Kelly Foxcroft-Poirier čiiʔiłumqa (she.her) is a disability mom raising three creative amazing kiddos living on her traditional Tseshaht Frist nation territory in tsuumʕas (Port Alberni).
Kelly is a lifelong learner and expander, working in the spirit of lifting each other up through her work as a facilitator, educator, graphic recorder, cheerleader, artist and maker of snacks. With a huge amount of humour and even more humility, Kelly aspires to arrive to all work in a way that is human centred, hope oriented and moves us towards the collective liberation and healing work of being a good ancestor to the earth and our grandchildrens grandchildren. čuuch!
Amanda Lockitch juggles multiple jobs in addition to keeping her family on track and being primary caretaker for her autistic son. She organizes arts events and writes, and assists the writing, of Op-Eds and blog posts for Disability Without Poverty, among other tasks.
With her background in theatre and film, Amanda coaches actors for auditions, teaches young people speech and drama, and works with adults on their public speaking skills, from writing to presentation. When she is not doing that, she loves taking long walks with her family, reading books, having at-home dance-parties, and relaxing in a bathtub with a mud mask.

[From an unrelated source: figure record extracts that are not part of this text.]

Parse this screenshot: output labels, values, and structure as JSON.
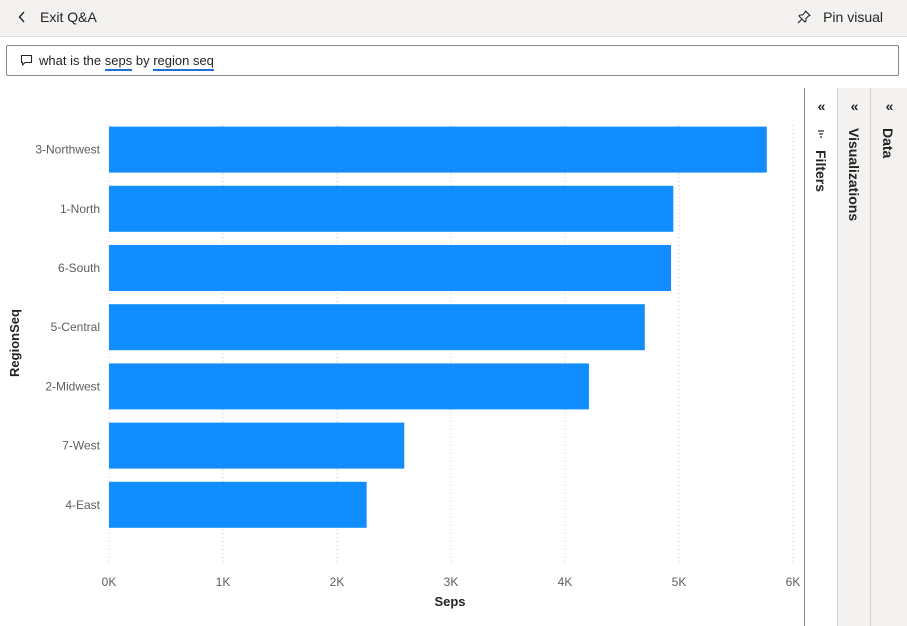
{
  "header": {
    "exit_label": "Exit Q&A",
    "pin_label": "Pin visual"
  },
  "question": {
    "prefix": "what is the ",
    "term1": "seps",
    "middle": " by ",
    "term2": "region seq",
    "icon": "chat-bubble-icon"
  },
  "panes": {
    "filters_label": "Filters",
    "visualizations_label": "Visualizations",
    "data_label": "Data"
  },
  "colors": {
    "bar": "#118dff",
    "underline": "#1d6fd9"
  },
  "chart_data": {
    "type": "bar",
    "orientation": "horizontal",
    "categories": [
      "3-Northwest",
      "1-North",
      "6-South",
      "5-Central",
      "2-Midwest",
      "7-West",
      "4-East"
    ],
    "values": [
      5770,
      4950,
      4930,
      4700,
      4210,
      2590,
      2260
    ],
    "xlabel": "Seps",
    "ylabel": "RegionSeq",
    "xlim": [
      0,
      6000
    ],
    "xticks": [
      "0K",
      "1K",
      "2K",
      "3K",
      "4K",
      "5K",
      "6K"
    ],
    "grid": "vertical dotted"
  }
}
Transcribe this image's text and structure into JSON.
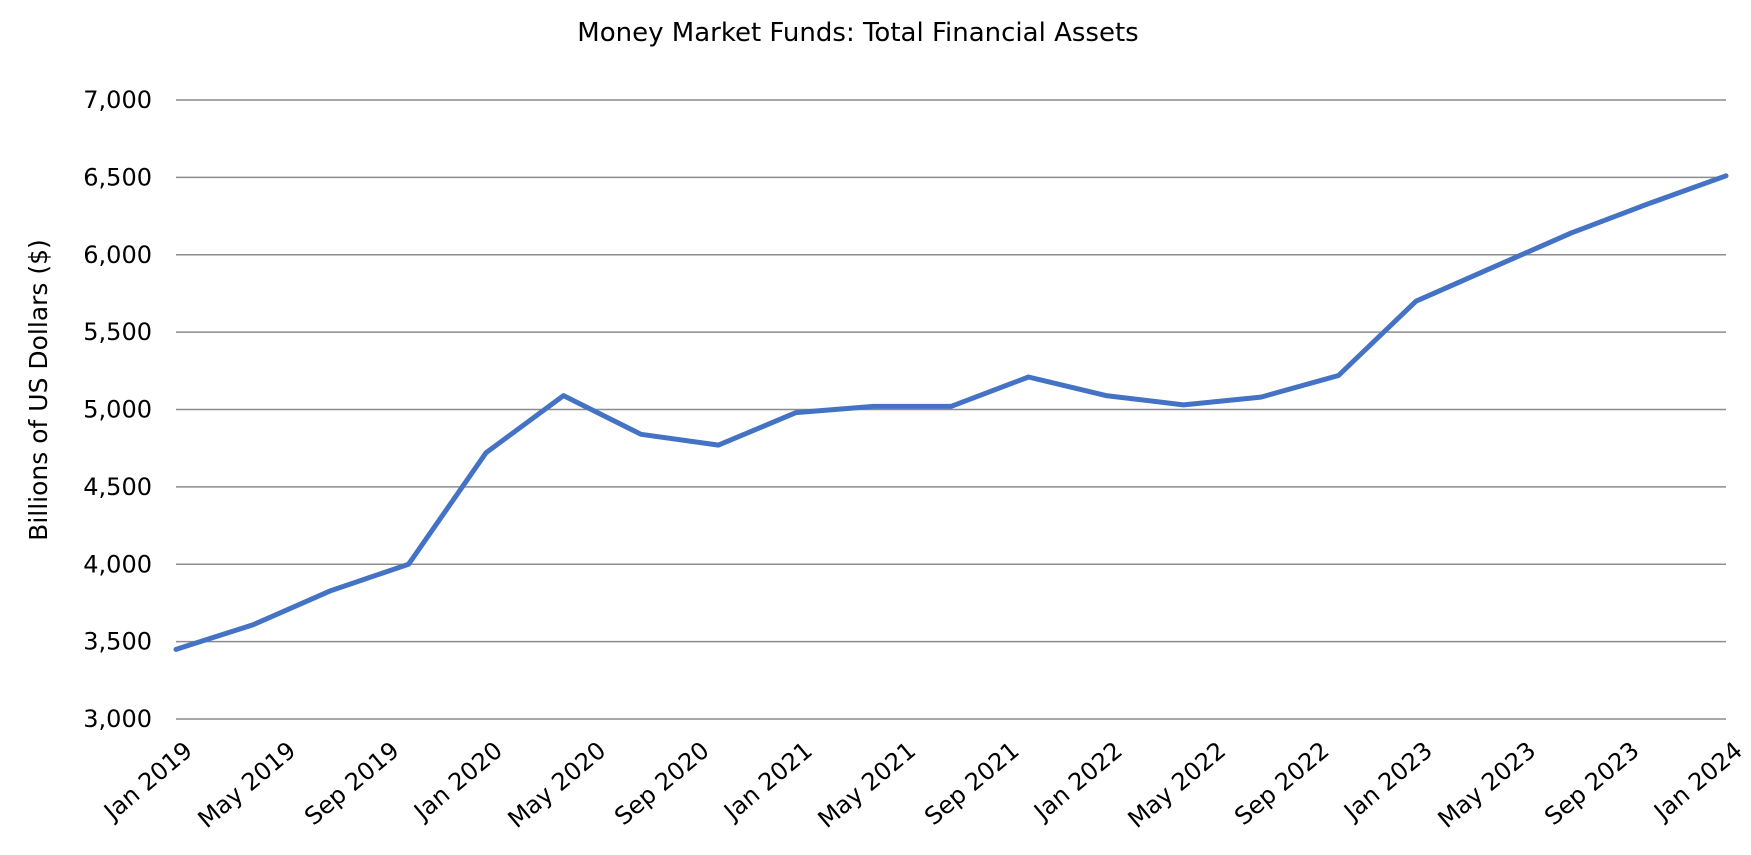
{
  "chart_data": {
    "type": "line",
    "title": "Money Market Funds: Total Financial  Assets",
    "xlabel": "",
    "ylabel": "Billions  of US Dollars  ($)",
    "ylim": [
      3000,
      7000
    ],
    "yticks": [
      3000,
      3500,
      4000,
      4500,
      5000,
      5500,
      6000,
      6500,
      7000
    ],
    "ytick_labels": [
      "3,000",
      "3,500",
      "4,000",
      "4,500",
      "5,000",
      "5,500",
      "6,000",
      "6,500",
      "7,000"
    ],
    "xtick_labels": [
      "Jan 2019",
      "May 2019",
      "Sep 2019",
      "Jan 2020",
      "May 2020",
      "Sep 2020",
      "Jan 2021",
      "May 2021",
      "Sep 2021",
      "Jan 2022",
      "May 2022",
      "Sep 2022",
      "Jan 2023",
      "May 2023",
      "Sep 2023",
      "Jan 2024"
    ],
    "grid": "horizontal",
    "legend": "none",
    "series": [
      {
        "color": "#4472c4",
        "x": [
          "Jan 2019",
          "Apr 2019",
          "Jul 2019",
          "Oct 2019",
          "Jan 2020",
          "Apr 2020",
          "Jul 2020",
          "Oct 2020",
          "Jan 2021",
          "Apr 2021",
          "Jul 2021",
          "Oct 2021",
          "Jan 2022",
          "Apr 2022",
          "Jul 2022",
          "Oct 2022",
          "Jan 2023",
          "Apr 2023",
          "Jul 2023",
          "Oct 2023",
          "Jan 2024"
        ],
        "values": [
          3450,
          3610,
          3830,
          4000,
          4720,
          5090,
          4840,
          4770,
          4980,
          5020,
          5020,
          5210,
          5090,
          5030,
          5080,
          5220,
          5700,
          5920,
          6140,
          6330,
          6510
        ]
      }
    ]
  }
}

Brenda Lenahan is mom to a young son with health complexities who has inspired her involvement in advocacy, research, and her home based business selling adaptive outdoor recreation equipment.

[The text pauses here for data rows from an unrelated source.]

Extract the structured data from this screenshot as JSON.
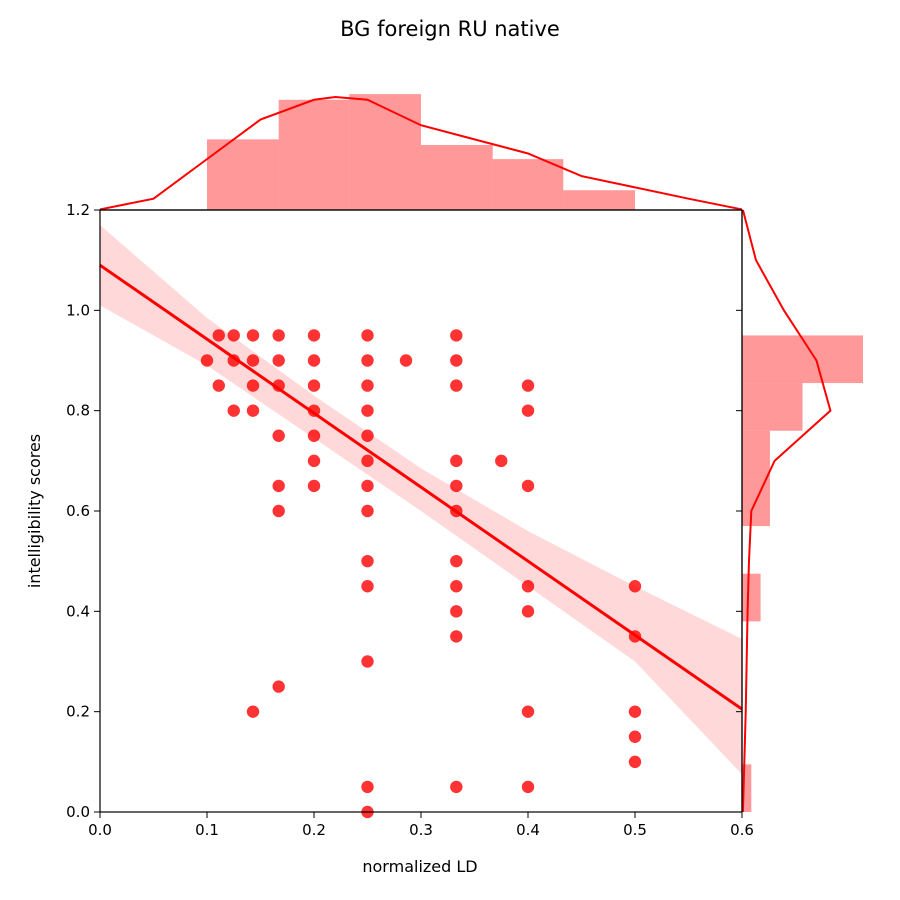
{
  "chart_data": {
    "type": "scatter",
    "title": "BG foreign RU native",
    "xlabel": "normalized LD",
    "ylabel": "intelligibility scores",
    "xlim": [
      0.0,
      0.6
    ],
    "ylim": [
      0.0,
      1.2
    ],
    "xticks": [
      "0.0",
      "0.1",
      "0.2",
      "0.3",
      "0.4",
      "0.5",
      "0.6"
    ],
    "yticks": [
      "0.0",
      "0.2",
      "0.4",
      "0.6",
      "0.8",
      "1.0",
      "1.2"
    ],
    "color": "#ff0000",
    "points": [
      {
        "x": 0.1,
        "y": 0.9
      },
      {
        "x": 0.111,
        "y": 0.95
      },
      {
        "x": 0.111,
        "y": 0.85
      },
      {
        "x": 0.125,
        "y": 0.95
      },
      {
        "x": 0.125,
        "y": 0.9
      },
      {
        "x": 0.125,
        "y": 0.8
      },
      {
        "x": 0.143,
        "y": 0.95
      },
      {
        "x": 0.143,
        "y": 0.9
      },
      {
        "x": 0.143,
        "y": 0.85
      },
      {
        "x": 0.143,
        "y": 0.8
      },
      {
        "x": 0.143,
        "y": 0.2
      },
      {
        "x": 0.167,
        "y": 0.95
      },
      {
        "x": 0.167,
        "y": 0.9
      },
      {
        "x": 0.167,
        "y": 0.85
      },
      {
        "x": 0.167,
        "y": 0.75
      },
      {
        "x": 0.167,
        "y": 0.65
      },
      {
        "x": 0.167,
        "y": 0.6
      },
      {
        "x": 0.167,
        "y": 0.25
      },
      {
        "x": 0.2,
        "y": 0.95
      },
      {
        "x": 0.2,
        "y": 0.9
      },
      {
        "x": 0.2,
        "y": 0.85
      },
      {
        "x": 0.2,
        "y": 0.8
      },
      {
        "x": 0.2,
        "y": 0.75
      },
      {
        "x": 0.2,
        "y": 0.7
      },
      {
        "x": 0.2,
        "y": 0.65
      },
      {
        "x": 0.25,
        "y": 0.95
      },
      {
        "x": 0.25,
        "y": 0.9
      },
      {
        "x": 0.25,
        "y": 0.85
      },
      {
        "x": 0.25,
        "y": 0.8
      },
      {
        "x": 0.25,
        "y": 0.75
      },
      {
        "x": 0.25,
        "y": 0.7
      },
      {
        "x": 0.25,
        "y": 0.65
      },
      {
        "x": 0.25,
        "y": 0.6
      },
      {
        "x": 0.25,
        "y": 0.5
      },
      {
        "x": 0.25,
        "y": 0.45
      },
      {
        "x": 0.25,
        "y": 0.3
      },
      {
        "x": 0.25,
        "y": 0.05
      },
      {
        "x": 0.25,
        "y": 0.0
      },
      {
        "x": 0.286,
        "y": 0.9
      },
      {
        "x": 0.333,
        "y": 0.95
      },
      {
        "x": 0.333,
        "y": 0.9
      },
      {
        "x": 0.333,
        "y": 0.85
      },
      {
        "x": 0.333,
        "y": 0.7
      },
      {
        "x": 0.333,
        "y": 0.65
      },
      {
        "x": 0.333,
        "y": 0.6
      },
      {
        "x": 0.333,
        "y": 0.5
      },
      {
        "x": 0.333,
        "y": 0.45
      },
      {
        "x": 0.333,
        "y": 0.4
      },
      {
        "x": 0.333,
        "y": 0.35
      },
      {
        "x": 0.333,
        "y": 0.05
      },
      {
        "x": 0.375,
        "y": 0.7
      },
      {
        "x": 0.4,
        "y": 0.85
      },
      {
        "x": 0.4,
        "y": 0.8
      },
      {
        "x": 0.4,
        "y": 0.65
      },
      {
        "x": 0.4,
        "y": 0.45
      },
      {
        "x": 0.4,
        "y": 0.4
      },
      {
        "x": 0.4,
        "y": 0.2
      },
      {
        "x": 0.4,
        "y": 0.05
      },
      {
        "x": 0.5,
        "y": 0.45
      },
      {
        "x": 0.5,
        "y": 0.35
      },
      {
        "x": 0.5,
        "y": 0.2
      },
      {
        "x": 0.5,
        "y": 0.15
      },
      {
        "x": 0.5,
        "y": 0.1
      }
    ],
    "regression": {
      "line": [
        [
          0.0,
          1.09
        ],
        [
          0.6,
          0.205
        ]
      ],
      "ci_upper": [
        [
          0.0,
          1.17
        ],
        [
          0.1,
          0.985
        ],
        [
          0.2,
          0.83
        ],
        [
          0.3,
          0.685
        ],
        [
          0.4,
          0.56
        ],
        [
          0.5,
          0.45
        ],
        [
          0.6,
          0.345
        ]
      ],
      "ci_lower": [
        [
          0.0,
          1.01
        ],
        [
          0.1,
          0.89
        ],
        [
          0.2,
          0.745
        ],
        [
          0.3,
          0.6
        ],
        [
          0.4,
          0.45
        ],
        [
          0.5,
          0.3
        ],
        [
          0.6,
          0.075
        ]
      ]
    },
    "x_histogram": {
      "bins": [
        [
          0.1,
          0.167
        ],
        [
          0.167,
          0.233
        ],
        [
          0.233,
          0.3
        ],
        [
          0.3,
          0.367
        ],
        [
          0.367,
          0.433
        ],
        [
          0.433,
          0.5
        ]
      ],
      "density": [
        2.5,
        3.9,
        4.1,
        2.3,
        1.8,
        0.7
      ],
      "kde": [
        [
          0.0,
          0.02
        ],
        [
          0.05,
          0.4
        ],
        [
          0.1,
          1.8
        ],
        [
          0.15,
          3.2
        ],
        [
          0.2,
          3.9
        ],
        [
          0.22,
          4.0
        ],
        [
          0.25,
          3.9
        ],
        [
          0.3,
          3.0
        ],
        [
          0.35,
          2.5
        ],
        [
          0.4,
          2.0
        ],
        [
          0.45,
          1.2
        ],
        [
          0.5,
          0.8
        ],
        [
          0.55,
          0.4
        ],
        [
          0.6,
          0.02
        ]
      ]
    },
    "y_histogram": {
      "bins": [
        [
          0.0,
          0.095
        ],
        [
          0.095,
          0.19
        ],
        [
          0.19,
          0.285
        ],
        [
          0.285,
          0.38
        ],
        [
          0.38,
          0.475
        ],
        [
          0.475,
          0.57
        ],
        [
          0.57,
          0.665
        ],
        [
          0.665,
          0.76
        ],
        [
          0.76,
          0.855
        ],
        [
          0.855,
          0.95
        ]
      ],
      "density": [
        0.2,
        0.0,
        0.0,
        0.0,
        0.4,
        0.0,
        0.6,
        0.6,
        1.3,
        2.6
      ],
      "kde": [
        [
          0.0,
          0.02
        ],
        [
          0.1,
          0.05
        ],
        [
          0.2,
          0.08
        ],
        [
          0.3,
          0.1
        ],
        [
          0.4,
          0.12
        ],
        [
          0.5,
          0.15
        ],
        [
          0.6,
          0.2
        ],
        [
          0.7,
          0.7
        ],
        [
          0.8,
          1.9
        ],
        [
          0.9,
          1.6
        ],
        [
          1.0,
          0.9
        ],
        [
          1.1,
          0.3
        ],
        [
          1.2,
          0.02
        ]
      ]
    }
  }
}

She co-founded the grassroots group BC Complex Kids, in an effort to bring forward a collective family voice for systemic change & access to equitable supports for kids with health complexities.
Brenda works on various research projects and initiatives in hopes that one day the research can inform needed policy changes. She recently was appointed to the National Advisory Council on Early Learning & Child Care as a caregiver and is on the Minister’s Advisory Council for Children and Youth with Support Needs in BC.
In her role on the Disability Without Poverty leadership team, she has witnessed the united efforts to bring policy change for disabled adults and now aims to support a united movement in support of children with disabilities.
Brenda has an optimistic heart and hopeful vision of an equitable future for her son and all persons with disabilities in Canada.
Kyrstin Dumont is a Knowledge Keeper, and a passionate and caring young woman and proud band member of the Algonquins of Kitigan Zibi.
She has been awarded 3 times for her work within and outside Indigenous communities. Kyrstin has won the CBC Trailblazer award, the June Girvan award, and the youth Ottawa RBC Spirit of the Capital Take a Stand Award.
She has taken part in sacred walks to protect the water, and has spoken on Parliament Hill about climate justice and human rights. She has spoken in the House of Commons about the Missing and Murdered Indigenous Women and Girls genocide in Canada.
Kyrstin has worked with organizations, churches and schools such as the Ottawa Catholic and Carleton school boards, Project of Health, the Child Welfare League of Canada, UNICEF Canada and the Kitchissippi [kitch-i-SIP-ee] Church and Woodroofe church, all while pursuing her post-secondary education.
Kyrstin works as a strong role model for other students who have fallen through the cracks of mainstream colonial education systems. She is an advocate, educator, and a mentor to her family and community alike.